Jumped out at Urbanstrasse and met Ariel, my host. A nice Turkish or Cypriot man. "You are welcome my home," he said, "and I have only two favors in my heart to ask. First, do not lose the key." He paused to put a hand to his heart here.
"And second, after the third day, put a finger in each houseplant to test its ground. If you find it dry, please add water." He walked over to a succulent in a pot on the dresser. He slipped two loving fingers beneath the leaves. "You see?" he said, "like this."
I put my hand on my heart to show I understood.
He left, and I crashed the crash of the damned.
At a stoplight, I saw the Ampelmann. When he says "stop" he looks like Christ the Redeemer in a hat.
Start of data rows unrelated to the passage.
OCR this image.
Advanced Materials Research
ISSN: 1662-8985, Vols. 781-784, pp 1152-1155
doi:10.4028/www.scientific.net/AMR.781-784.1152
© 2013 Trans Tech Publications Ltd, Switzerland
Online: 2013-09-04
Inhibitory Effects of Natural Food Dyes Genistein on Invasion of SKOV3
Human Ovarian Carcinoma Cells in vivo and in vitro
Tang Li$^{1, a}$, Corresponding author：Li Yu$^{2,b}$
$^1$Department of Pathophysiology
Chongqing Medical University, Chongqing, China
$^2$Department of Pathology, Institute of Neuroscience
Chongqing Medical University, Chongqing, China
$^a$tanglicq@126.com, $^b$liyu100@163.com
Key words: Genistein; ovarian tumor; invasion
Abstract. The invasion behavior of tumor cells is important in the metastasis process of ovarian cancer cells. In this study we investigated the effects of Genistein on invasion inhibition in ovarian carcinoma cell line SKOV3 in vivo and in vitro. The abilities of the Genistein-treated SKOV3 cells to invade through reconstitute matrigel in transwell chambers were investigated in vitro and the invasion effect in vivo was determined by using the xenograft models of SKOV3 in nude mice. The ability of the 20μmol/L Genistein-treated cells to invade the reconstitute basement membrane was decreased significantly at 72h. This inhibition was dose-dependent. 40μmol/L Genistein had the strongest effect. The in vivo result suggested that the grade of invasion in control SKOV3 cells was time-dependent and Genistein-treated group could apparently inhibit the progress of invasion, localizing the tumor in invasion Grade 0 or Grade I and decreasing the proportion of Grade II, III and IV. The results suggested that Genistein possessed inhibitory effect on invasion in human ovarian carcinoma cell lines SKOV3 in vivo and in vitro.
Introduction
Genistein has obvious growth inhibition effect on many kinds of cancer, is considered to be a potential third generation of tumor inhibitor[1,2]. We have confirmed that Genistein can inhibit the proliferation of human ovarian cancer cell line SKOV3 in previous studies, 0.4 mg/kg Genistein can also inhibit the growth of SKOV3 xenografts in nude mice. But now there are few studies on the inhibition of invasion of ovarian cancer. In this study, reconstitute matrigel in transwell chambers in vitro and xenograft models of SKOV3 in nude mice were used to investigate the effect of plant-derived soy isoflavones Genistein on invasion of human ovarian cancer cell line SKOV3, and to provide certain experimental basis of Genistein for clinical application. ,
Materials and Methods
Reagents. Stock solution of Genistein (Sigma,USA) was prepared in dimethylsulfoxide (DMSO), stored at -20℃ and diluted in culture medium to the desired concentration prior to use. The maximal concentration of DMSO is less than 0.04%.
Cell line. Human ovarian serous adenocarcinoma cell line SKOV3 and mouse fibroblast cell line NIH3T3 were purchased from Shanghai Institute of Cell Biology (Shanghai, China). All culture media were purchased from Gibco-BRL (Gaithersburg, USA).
When he says "go" he looks like Groucho taking a walk.
A big crowd of hungry drunks swarmed a schwarma place and a rival crowd surrounded something called China Box. This was all around a plaza where the metro station lives. The wind had died, but it was still wet and cold. I felt very alive in it. Explored a little. Got the lay of the chilly midnight land, and got in line at the China Box.
First night in Berlin, mate? You have to try the lo mein.*
*You do not have to try the lo mein.
While we waited for our noodles mit fleisch a car pulled up blasting "Horse With no Name." An early candidate, perhaps, to replace "Winds of Change" this go-round.
Walked back to the apartment with a sloppy box of noodles. The fleisch was probably chicken, but may have been pigeon. I lay down, and unbidden, unsummoned, I had a vision of the mouth of one of the actresses from "Crazy, Stupid, Love." I saw it in my mind and knew sudden darkness.
In the morning, I'll clean up the giant mess I made of the room. Sara arrives in the evening, and I need to teach her how to finger the plants.
I promised I would, and I put my hand on my now-healed heart when I did.